El primer animal con el que Akiak y Atka se cruzaron fue un oscuro cuervo. Si era cierto que el alma de un Inuit puede seguir viviendo en el cuerpo de un animal, quizás alguno le podría ayudar a encontrar a Shila. Preguntó al cuervo, que ladeó la cabeza para escucharle, y cuado parecía que iba a hablar lanzó un fuerte graznido al aire que sobresaltó al niño e hizo ladrar al perro. Akiak pensó que quizás una persona era demasiado grande para vivir en el cuerpo de un pájaro, así que fue a buscar un animal más grande. Y encontró un caribú, pero cuando estaban ya muy cerca de él se asustó y se alejó brincando. Akiak empezó a desanimarse y a desconfiar de la leyenda de Sedna, pero cayó en la cuenta de que todavía no había intentado hablar con ningún animal del mar, que era donde ella vivía. Hizo entonces un agujero en el hielo y esperó y esperó hasta que una joven foca asomó su cabeza por el hueco. Era un cachorro de mirada curiosa que no huyó, sino que se quedó observando al niño y a su perro con expresión divertida. Akiak le preguntó si había visto a Shila una y otra vez sin obtener respuesta. Estaba a punto de marcharse de allí totalmente desesperanzado cuando la foca asintió claramente con la cabeza, no una sino dos veces. ‘¿Dónde?’, preguntó el niño. La foca fijó sus ojos en él y se sumergió. Akiak creyó que por fin un animal le daba una pista y se asomó al agujero del hielo tanto que resbaló y cayó al agua helada. La ropa del niño enseguida se empapó y pesaba tanto que empezó a hundirse tan rápido que tuvo mucho miedo. Cerró los ojos con fuerza y supo que no volvería a pisar la tierra.  Deseó transformarse en una orca brillante y fuerte, pero cuando abrió los ojos vio sus manos y no aletas, por lo que pensó de nuevo que su abuela le había mentido.

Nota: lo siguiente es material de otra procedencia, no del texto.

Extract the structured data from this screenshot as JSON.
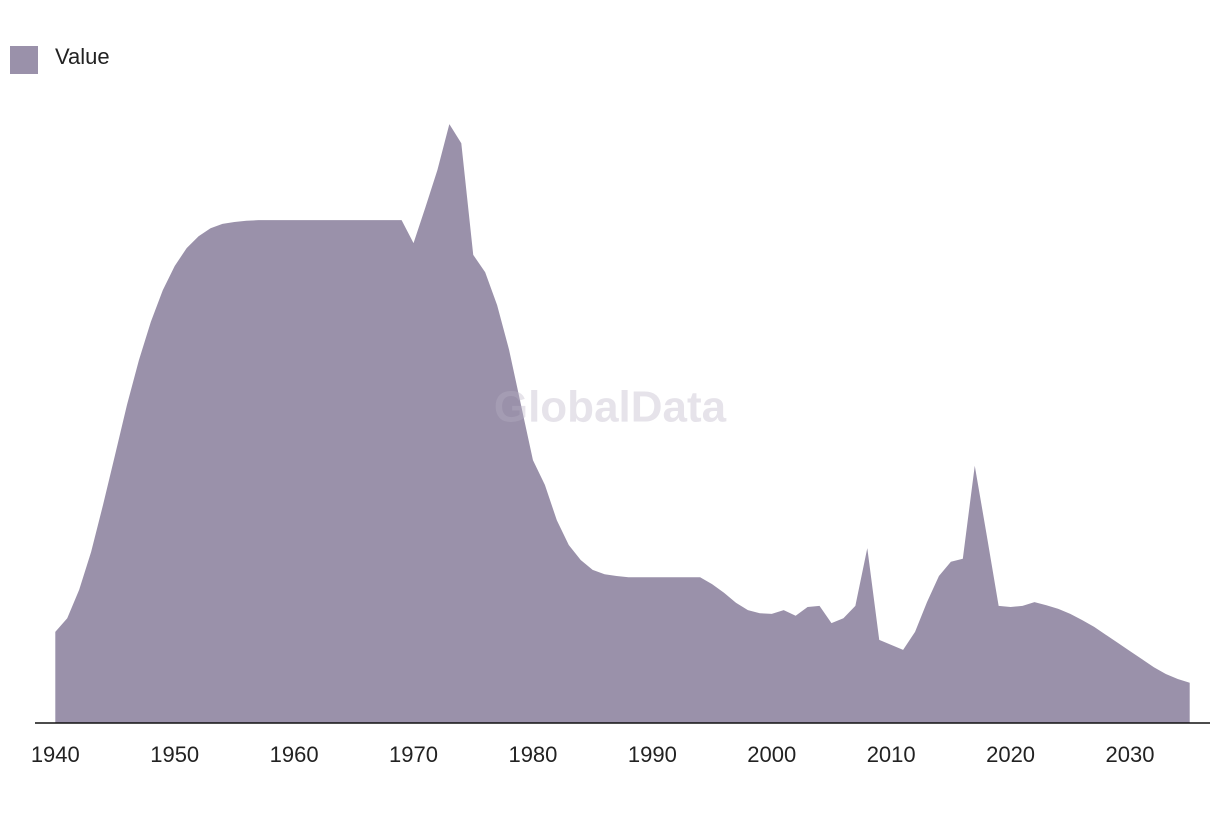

De repente notó que algo le golpeaba la espalda y temió que una ballena lo engulliera, pero no, no era algo tan grande, y, fuera lo que fuera, parecía que le estaba empujando hacia arriba. Se dio la vuelta torpemente y vio que era la foca. Pareció sonreírle antes de volver a desaparecer a su espalda para empujarle aún más rápido. Akiak ya veía el agujero que él mismo había hecho hacía un rato. ¡La foca le estaba devolviendo a la superficie! Cuando estaba a punto de agarrar el borde del hielo oyó una voz humana a su espalda, ‘no estés triste, Akiak, estoy bien en el agua’. Era la voz de Shila. ¡Había encontrado a Shila! Se giró y la joven foca acercó su hocico a su mejilla en un gesto que le pareció un beso antes de desaparecer en la oscuridad del mar. El niño salió del agua tiritando y llegó a su iglú tan rápido como pudo correr Atka. Onipca se espantó al verle chorreando con el frío que hacía. Le quitó la ropa mojada y lo sentó junto al fuego envuelto en pieles. El niño la miró con los ojos como platos y exclamó, ‘es cierto, abuela, Sedna vive en el mar y Shila está con ella, ¡la he encontrado!’ La abuela le abrazó fuerte y le volvió a susurrar algo al oído, ‘las leyendas no mienten, Akiak, son sólo verdades muy viejas, muchísimo más viejas que yo’. Y en sus brazos se quedó dormido.